(click image to enlarge)
Painted circa 1898-99, it was possibly not completed until 1914.
By 1900, Philip Wilson Steer was busy rehearsing the native tradition of landscape painting. Following in the footsteps of J M W Turner, he explored Yorkshire and then the Welsh borders – including the valleys of the Severn, Teme and Wye. Turner’s sketchbooks reveal that he had worked in Ludlow, on the Teme, in 1798, and Steer first arrived there exactly a century later.
Yet, despite this homage, many of Steer’s paintings of Ludlow reveal the influence of another, Continental and more contemporary, artist. The isolated French Romantic painter, Adolphe Monticelli (1824-1886), was very fashionable in London at the turn of the century, and especially for his unusual technique and chromatic palette, which together had anticipated aspects of Impressionism and other later trends. For instance, D S McColl, the leading critic and champion of Steer, praised Monticelli’s ‘gem-like’ encrustations. When Steer set about producing A View at Ludlow, he clearly had Monticelli’s technique in mind, as he had three works by the artist in his own collection. While he based the composition on his earlier Cliffs by the Teme, Ludlow, he rejected its fluid treatment in favour of a rich impasted handling, and achieved it through a combination of brush, brush handle and palette knife.
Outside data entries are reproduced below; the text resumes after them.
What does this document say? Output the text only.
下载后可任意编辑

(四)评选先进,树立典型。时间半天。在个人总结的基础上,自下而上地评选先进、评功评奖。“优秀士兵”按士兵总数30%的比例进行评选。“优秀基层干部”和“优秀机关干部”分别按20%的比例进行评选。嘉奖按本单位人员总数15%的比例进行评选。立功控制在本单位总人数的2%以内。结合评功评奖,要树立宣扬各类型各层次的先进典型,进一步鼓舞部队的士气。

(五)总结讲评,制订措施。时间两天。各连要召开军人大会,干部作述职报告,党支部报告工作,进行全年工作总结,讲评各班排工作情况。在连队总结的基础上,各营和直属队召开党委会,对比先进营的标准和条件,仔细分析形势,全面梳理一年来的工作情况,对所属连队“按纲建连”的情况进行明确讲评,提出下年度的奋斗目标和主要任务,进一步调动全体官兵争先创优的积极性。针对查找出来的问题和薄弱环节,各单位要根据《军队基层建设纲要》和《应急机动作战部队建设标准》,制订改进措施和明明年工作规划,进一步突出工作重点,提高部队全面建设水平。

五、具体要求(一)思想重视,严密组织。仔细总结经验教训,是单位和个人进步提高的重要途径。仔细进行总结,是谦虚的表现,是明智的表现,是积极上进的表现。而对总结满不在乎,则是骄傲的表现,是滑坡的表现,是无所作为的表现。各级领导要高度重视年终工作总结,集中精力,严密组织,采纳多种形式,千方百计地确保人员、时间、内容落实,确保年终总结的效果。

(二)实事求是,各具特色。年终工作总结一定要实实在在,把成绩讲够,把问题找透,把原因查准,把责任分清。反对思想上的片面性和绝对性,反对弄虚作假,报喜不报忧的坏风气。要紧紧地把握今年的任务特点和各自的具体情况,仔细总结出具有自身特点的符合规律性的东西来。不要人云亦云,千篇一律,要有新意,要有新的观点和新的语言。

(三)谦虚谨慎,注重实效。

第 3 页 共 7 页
According to Bruce Laughton, ‘There were basically two different views from the bank of the River Teme that interested Steer, one looking into a left-hand bend and the other into a right-hand bend’ (Philip Wilson Steer 1860-1942, Oxford: Clarendon Press, 1971, page 94). The recurring motif of a small forked tree suggests to Laughton that Steer concentrated on the right-hand view over a period of two years, 1898-1900. A View at Ludlow would seem to one of the later interpretations, in which the tree has been obscured, and the topography generally distilled. Given that the catalogue raisonné by Alfred Yockney (included in McColl’s monograph of Steer) dates the painting to 1914, the artist may have worked on it across three decades, returning to the canvas to build up layers in a loving, almost obsessional fashion. If the approach to painting that Ludlow offered Steer seemed at first both retrospective and immediate, it instead became experimental and drenched in memory.